The new czar at Telefilm Canada wants to cut red tape within the organization and implement new guidelines to gauge the success of homegrown movies beyond the box office.
Carolle Brabant on Tuesday made her first official appearance in English Canada since her appointment as the new executive director of the federal film funding agency in March, replacing Wayne Clarkson.
Digital convergence and its impact on the industry was top of mind for Brabant, as she spoke in Toronto of the agency’s responsibility to help the audiovisual sector deal with a current ‘groundswell of change.’
‘Digital media is beginning to shape entertainment and culture in ways we don’t fully understand yet,’ observed the chartered accountant in her speech to industry leaders and filmmakers, adding that Telefilm is in discussions with Heritage and Industry Canada to develop a national digital strategy.
New technology is also changing the way stories are delivered, and success of a homegrown film cannot be determined by its box office receipts alone, she remarked to reporters afterwards. (Telefilm’s corporate mandate has been to increase the box office for Canadian movies to 5%, a goal that it has been unable to attain).
‘[We] have to find other ways of measuring success. People are looking at cultural products on many different [screens],’ she said, admitting that the organization is in a transition period. ‘We are in a difficult period because we don’t know what the new business model will be,’ Brabant added, noting that Telefilm is not only looking for hits, but for a diversity of films. (The organization has a budget of $100 million for feature films this year).
‘Box office is not the only measure of success,’ agreed filmmaker Clement Virgo, who was in the audience. ‘A lot of films don’t make money at the box office but they make money on television, DVD, VOD. [The current] model is an old model,’ he told Playback Daily. Virgo is currently working on a feature adaptation of Lawrence Hill’s bestselling The Book of Negroes, which he hopes to shoot in Toronto, Halifax and West Africa next year.
Brabant continued to paint in broad strokes her vision for Telefilm but was short on specifics. She spoke of a desire to cut back on the amount of red tape within the organization and reduce the number of guidelines.

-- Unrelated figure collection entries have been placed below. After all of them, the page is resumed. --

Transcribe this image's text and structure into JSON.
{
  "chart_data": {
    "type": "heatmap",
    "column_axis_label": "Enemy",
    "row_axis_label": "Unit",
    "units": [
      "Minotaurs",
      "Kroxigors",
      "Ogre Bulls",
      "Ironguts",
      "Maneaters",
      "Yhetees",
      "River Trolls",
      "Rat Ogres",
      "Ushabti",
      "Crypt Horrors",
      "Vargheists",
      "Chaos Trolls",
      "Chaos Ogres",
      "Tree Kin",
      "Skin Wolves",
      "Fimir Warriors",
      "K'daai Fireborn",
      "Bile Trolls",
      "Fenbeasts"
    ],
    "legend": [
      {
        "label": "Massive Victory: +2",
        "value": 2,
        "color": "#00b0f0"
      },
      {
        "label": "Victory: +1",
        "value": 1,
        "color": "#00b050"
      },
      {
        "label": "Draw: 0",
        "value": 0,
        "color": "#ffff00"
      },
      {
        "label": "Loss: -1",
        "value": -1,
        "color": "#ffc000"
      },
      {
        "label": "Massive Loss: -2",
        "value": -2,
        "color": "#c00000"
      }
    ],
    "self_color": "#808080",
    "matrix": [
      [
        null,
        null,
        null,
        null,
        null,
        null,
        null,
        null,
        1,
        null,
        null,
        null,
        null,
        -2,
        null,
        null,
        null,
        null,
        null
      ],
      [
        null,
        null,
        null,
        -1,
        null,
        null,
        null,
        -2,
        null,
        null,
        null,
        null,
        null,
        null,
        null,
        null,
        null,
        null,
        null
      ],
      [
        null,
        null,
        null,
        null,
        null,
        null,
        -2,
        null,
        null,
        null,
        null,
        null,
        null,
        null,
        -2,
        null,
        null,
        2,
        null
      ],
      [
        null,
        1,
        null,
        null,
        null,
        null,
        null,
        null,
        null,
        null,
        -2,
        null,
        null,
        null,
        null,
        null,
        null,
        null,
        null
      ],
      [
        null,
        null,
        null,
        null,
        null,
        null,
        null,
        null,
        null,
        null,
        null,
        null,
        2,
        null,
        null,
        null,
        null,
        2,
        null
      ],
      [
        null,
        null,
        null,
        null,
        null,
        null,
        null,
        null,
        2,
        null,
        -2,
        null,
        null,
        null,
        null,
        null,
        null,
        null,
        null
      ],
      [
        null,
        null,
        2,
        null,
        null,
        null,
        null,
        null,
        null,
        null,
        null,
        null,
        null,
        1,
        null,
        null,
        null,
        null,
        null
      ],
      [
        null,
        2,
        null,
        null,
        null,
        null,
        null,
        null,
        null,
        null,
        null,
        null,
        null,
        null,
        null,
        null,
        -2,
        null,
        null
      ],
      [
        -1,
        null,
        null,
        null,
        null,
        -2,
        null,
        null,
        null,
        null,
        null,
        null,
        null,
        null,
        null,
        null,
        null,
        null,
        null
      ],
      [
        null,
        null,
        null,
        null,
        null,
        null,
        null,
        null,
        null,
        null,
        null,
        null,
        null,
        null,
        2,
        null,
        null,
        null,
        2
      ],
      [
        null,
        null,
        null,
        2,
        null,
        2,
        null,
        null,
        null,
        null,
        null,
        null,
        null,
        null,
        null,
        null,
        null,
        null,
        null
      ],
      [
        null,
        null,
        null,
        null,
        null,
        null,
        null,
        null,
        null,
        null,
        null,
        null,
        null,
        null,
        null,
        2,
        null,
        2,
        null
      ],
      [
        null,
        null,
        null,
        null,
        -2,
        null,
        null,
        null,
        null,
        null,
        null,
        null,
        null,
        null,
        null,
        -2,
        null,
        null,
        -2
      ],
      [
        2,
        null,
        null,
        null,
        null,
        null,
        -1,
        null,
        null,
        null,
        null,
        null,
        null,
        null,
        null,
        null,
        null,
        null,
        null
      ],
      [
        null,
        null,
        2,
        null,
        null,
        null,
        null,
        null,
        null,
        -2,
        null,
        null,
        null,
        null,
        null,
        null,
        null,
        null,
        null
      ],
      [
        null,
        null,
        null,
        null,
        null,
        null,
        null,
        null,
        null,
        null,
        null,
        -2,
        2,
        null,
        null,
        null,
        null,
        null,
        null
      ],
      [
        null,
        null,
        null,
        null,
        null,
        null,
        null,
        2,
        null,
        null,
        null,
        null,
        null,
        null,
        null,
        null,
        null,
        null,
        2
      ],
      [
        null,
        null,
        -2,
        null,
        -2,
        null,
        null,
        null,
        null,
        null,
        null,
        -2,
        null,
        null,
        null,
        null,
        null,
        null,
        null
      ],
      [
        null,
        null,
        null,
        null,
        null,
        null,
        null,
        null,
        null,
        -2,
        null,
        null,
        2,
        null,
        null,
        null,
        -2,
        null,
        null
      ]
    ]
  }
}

‘[Currently] we have one guideline for each and every program…we’re looking at reducing that so there won’t be 32 guidelines every year that have to be updated, published and promoted,’ she said.
When asked for an opinion on Alberta culture minister Lindsay Blackett’s controversial comments last week, in which he suggested that Canadian-made TV shows were ‘crap’ in a panel at the Banff World Television Festival, Brabant said she ‘totally disagrees.’
‘When I say that I’m a true fan of what we’re producing, I am. I would not be heading Telefilm if I didn’t think that the taxpayer dollars were not well invested,’ she said.